Terraform has been successfully initialized!

(Optional) Validate the configuration. This command verifies that the syntax is correct and outputs the resources that will be created.

terraform plan

Terraform used the selected providers to generate the following execution plan.
Resource actions are indicated with the following symbols:
  + create
Terraform will perform the following actions:
...
Plan: 4 to add, 0 to change, o to destroy.

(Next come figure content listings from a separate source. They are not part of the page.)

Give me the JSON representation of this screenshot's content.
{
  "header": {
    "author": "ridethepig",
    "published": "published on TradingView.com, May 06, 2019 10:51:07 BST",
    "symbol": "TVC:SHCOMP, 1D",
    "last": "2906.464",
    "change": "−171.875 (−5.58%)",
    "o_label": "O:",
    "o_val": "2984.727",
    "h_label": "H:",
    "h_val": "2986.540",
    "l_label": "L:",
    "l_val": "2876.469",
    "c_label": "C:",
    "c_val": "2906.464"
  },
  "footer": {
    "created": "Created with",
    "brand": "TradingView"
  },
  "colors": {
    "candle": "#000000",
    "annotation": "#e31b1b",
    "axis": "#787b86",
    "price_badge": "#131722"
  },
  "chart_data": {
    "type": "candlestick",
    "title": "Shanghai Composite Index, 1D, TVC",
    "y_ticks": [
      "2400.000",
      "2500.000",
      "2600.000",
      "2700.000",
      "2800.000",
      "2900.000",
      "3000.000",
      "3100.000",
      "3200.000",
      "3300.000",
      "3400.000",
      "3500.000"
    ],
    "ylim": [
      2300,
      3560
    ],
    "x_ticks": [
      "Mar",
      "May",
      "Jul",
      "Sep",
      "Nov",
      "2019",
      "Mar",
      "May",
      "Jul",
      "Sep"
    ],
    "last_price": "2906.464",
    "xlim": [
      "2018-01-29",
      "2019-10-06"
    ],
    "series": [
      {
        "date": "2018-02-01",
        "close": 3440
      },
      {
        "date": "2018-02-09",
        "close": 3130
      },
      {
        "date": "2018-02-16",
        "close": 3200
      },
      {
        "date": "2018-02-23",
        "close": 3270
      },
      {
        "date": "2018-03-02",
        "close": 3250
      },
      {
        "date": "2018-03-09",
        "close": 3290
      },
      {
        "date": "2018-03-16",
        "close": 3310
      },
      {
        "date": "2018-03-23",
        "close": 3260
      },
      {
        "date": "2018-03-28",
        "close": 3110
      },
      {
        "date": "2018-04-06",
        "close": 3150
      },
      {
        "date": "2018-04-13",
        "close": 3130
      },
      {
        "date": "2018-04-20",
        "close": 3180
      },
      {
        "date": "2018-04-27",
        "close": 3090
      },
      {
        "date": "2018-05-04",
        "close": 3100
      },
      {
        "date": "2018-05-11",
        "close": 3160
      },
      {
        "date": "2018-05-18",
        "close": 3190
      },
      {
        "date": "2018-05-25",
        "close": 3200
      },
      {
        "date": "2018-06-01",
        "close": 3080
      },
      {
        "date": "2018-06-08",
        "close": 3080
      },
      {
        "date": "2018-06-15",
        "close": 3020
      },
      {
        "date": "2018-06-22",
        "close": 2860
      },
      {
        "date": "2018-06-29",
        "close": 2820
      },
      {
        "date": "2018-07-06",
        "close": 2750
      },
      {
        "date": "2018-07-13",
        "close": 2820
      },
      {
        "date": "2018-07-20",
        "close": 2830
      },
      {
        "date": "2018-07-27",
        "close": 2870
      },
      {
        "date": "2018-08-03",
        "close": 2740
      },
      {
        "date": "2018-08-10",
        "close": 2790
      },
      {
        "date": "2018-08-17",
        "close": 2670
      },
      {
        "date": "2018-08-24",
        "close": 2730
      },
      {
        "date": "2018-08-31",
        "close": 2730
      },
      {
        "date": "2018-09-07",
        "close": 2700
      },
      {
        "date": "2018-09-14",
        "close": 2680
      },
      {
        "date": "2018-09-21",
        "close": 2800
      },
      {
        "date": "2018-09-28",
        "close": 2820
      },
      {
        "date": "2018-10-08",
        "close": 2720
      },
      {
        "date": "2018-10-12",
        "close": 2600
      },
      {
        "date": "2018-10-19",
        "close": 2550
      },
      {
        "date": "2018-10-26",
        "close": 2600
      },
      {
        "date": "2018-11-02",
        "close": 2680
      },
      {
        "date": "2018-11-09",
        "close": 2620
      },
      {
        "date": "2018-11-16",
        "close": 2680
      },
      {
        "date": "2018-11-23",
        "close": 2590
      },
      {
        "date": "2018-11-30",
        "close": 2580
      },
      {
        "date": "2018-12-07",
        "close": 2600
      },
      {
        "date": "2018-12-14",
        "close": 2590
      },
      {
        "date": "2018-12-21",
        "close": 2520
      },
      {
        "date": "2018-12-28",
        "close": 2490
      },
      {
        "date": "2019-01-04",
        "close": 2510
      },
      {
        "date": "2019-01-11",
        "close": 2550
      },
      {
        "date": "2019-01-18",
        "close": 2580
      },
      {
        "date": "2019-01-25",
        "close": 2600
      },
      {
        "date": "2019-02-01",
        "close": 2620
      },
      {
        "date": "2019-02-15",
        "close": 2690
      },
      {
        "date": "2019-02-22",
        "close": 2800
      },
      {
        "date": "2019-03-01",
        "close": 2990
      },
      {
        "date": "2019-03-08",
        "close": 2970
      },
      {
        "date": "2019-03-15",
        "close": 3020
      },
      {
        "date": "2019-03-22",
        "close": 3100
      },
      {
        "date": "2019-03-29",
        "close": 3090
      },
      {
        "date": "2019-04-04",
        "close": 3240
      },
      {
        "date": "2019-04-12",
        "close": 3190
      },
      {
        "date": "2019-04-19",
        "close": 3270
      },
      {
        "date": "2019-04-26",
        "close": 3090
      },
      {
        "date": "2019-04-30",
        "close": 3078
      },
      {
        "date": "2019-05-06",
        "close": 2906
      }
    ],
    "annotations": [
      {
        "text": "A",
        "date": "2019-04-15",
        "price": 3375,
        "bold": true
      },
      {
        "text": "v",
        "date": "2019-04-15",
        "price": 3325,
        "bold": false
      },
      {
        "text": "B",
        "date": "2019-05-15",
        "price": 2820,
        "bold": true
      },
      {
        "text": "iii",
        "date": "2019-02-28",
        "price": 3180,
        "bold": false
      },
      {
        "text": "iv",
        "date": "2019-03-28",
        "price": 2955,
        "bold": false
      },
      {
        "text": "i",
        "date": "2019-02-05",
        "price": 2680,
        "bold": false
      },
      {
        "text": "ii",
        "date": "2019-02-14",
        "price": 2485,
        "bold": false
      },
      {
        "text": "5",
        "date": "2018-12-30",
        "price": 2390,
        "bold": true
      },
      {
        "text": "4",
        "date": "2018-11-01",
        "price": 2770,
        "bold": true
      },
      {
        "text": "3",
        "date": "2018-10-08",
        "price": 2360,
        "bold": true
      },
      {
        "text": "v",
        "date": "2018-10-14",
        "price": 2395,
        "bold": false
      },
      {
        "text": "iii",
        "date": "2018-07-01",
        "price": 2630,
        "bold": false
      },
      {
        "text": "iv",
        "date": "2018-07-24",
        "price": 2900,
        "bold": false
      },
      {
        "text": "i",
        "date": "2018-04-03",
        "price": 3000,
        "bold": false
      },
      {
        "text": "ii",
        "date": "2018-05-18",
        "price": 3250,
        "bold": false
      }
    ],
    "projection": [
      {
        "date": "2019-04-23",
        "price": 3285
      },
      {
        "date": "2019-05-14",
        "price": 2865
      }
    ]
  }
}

Step 4. Apply the configuration and create resources

Apply the configuration and create resources:
```
terraform apply
```
When prompted, type yes and press Enter. Terraform will provision your resources, which may take some time.
```
...
Apply complete! Resources: 4 added, 0 changed, 0 destroyed.
```

Step 5. (Optional) Clean up

When you no longer need the resources you created, you can delete them using Terraform to avoid incurring additional costs. To do that:

In the project's configuration file, comment out or remove the resources you want to delete.
Apply the configuration:
```
terraform apply
```
When prompted, type yes and press Enter. Terraform will delete the resources you commented out or removed. This may take some time.
```
...
Apply complete! Resources: 0 added, 0 changed, 4 destroyed.
```

Alert

To remove all the resources described in the project's configuration file, you can also use the terraform destroy command. However, it's not common to use it in production environments.